1. Keep It Simple. The last time I taught yoga to a group of kids, I stumbled all over myself trying to find the right words to explain the complex notion of namaste. “It means that we all have a little shining light inside of us that connects us to each other. When we say namaste, that little light is saying hello to the little light in other people around us.” My explanation didn’t make much sense, even to me. One little girl looked me right in the eye, hands folding into Anjali Mudra, and said, “Hello, Light.” As it turns out, I was over-complicating a very simple idea. Yoga doesn’t have to be so complicated. Just breathe and move, move and breathe … It can be that simple. (Read about the whole experience here.)

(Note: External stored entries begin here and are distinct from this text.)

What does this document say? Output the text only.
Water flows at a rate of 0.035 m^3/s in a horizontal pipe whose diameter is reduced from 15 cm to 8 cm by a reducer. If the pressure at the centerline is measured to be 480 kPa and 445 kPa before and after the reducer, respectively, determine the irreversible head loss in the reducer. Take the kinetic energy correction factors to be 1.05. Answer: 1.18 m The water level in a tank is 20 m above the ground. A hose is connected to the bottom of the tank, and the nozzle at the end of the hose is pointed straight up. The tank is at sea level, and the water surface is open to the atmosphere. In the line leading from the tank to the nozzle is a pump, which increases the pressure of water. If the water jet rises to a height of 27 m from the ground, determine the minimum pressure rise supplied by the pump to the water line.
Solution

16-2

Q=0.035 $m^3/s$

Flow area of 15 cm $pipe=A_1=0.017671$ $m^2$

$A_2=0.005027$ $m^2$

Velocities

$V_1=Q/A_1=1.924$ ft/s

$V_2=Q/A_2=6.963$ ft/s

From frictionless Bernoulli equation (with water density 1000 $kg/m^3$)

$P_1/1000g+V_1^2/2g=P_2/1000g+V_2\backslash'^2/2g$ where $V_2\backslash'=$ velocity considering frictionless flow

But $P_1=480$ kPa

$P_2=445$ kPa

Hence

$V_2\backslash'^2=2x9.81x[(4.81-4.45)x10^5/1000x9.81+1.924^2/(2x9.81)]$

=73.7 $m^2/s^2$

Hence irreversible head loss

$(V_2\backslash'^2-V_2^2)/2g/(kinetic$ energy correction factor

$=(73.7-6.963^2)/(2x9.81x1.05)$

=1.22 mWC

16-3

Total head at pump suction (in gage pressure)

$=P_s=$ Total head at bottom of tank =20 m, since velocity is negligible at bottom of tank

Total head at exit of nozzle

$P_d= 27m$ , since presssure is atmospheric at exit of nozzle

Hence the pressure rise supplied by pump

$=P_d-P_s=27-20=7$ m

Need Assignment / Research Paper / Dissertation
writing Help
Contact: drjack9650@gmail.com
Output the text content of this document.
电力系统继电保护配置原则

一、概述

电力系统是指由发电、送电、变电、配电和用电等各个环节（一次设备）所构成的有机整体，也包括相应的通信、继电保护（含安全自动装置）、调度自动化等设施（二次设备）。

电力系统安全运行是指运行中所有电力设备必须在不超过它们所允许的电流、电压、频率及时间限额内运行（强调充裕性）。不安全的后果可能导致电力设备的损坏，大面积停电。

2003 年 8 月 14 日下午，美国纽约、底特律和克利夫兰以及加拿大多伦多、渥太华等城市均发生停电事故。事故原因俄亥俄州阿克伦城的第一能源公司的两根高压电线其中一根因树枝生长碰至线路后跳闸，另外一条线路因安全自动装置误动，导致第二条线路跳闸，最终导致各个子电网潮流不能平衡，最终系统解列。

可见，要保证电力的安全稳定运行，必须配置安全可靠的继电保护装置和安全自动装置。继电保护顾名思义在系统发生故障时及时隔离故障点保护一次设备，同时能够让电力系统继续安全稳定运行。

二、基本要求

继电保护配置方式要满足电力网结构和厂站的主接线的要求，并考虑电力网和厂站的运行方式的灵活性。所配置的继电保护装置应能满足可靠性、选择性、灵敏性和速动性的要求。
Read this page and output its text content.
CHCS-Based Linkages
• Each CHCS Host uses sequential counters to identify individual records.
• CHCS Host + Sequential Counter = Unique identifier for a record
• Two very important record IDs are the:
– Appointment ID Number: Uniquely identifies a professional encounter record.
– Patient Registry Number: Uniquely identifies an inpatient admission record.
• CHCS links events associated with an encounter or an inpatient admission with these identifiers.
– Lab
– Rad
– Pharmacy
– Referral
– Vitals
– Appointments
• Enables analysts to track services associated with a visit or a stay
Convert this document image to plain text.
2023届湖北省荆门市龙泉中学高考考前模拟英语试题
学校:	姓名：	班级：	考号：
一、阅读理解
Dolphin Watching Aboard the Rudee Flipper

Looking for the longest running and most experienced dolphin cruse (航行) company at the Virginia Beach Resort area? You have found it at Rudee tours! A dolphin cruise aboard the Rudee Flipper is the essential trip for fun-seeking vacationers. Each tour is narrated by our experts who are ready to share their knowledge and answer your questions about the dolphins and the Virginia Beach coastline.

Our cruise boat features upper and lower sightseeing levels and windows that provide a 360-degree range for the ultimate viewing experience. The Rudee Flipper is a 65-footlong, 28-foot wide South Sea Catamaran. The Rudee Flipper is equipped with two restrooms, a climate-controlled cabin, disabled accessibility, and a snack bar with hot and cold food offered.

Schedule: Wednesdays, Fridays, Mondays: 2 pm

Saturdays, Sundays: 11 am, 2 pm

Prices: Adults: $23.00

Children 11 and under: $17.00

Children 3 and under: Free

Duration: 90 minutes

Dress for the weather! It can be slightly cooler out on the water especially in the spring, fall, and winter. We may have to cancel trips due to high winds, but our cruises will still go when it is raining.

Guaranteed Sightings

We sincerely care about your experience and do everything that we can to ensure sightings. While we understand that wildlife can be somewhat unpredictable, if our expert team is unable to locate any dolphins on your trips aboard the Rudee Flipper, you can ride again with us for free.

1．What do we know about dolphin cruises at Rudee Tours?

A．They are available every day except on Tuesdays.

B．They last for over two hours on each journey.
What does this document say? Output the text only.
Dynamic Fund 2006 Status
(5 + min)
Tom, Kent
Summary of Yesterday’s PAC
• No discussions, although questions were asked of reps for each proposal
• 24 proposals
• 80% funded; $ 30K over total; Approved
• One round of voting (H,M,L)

2. Use Your Imagination. Why don’t we spend more time imagining we’re opening like butterflies when we practice Baddha Konasana (Bound Angle Pose) or flying like Superman in Virabhadrasana III (Warrior III Pose)? Yoga is a connection of our minds and our bodies, so why not connect our imaginations, too? On those days you feel your enthusiasm waning, use your imagination to come up with new, creative ways to look at the poses and you’ll never get bored!
3. Just Do It. When children see someone try a pose that looks daunting they don’t throw up their hands and say, “I could NEVER do that.” They don’t even think about it–they just try it and see what happens. And afterward, you can tell by the look on his little face that he KNOWS he nailed it, even if the reality wasn’t exactly true to form. Kids might not be able to exactly mimic the physical part of the pose all the time, but they get the experience of it anyway because they’re willing to try. And isn’t that the whole point, anyway?
4. Don’t Worry About What Others Think. Admit it. There are times when you check out the people around you in your yoga class. You might think, Her Downward Dog is SO much better than mine. Or, more likely, you think: Did he see me fall out of Tree Pose? Young kids don’t do this. They’re naturally confident in their abilities, and they don’t care who’s watching! Remember what that felt like? That’s what this practice is supposed to feel like.
5. Have More Fun. This needs no explanation. Adults tend to take everything too seriously. Kids find the joy in everything (well, kids who are in a good mood, anyway)! Don’t get bogged down in feelings of inadequacy, esoteric theories, or whatever else sucks the joy out of it for you. Practice because it’s fun! You don’t need any other reason.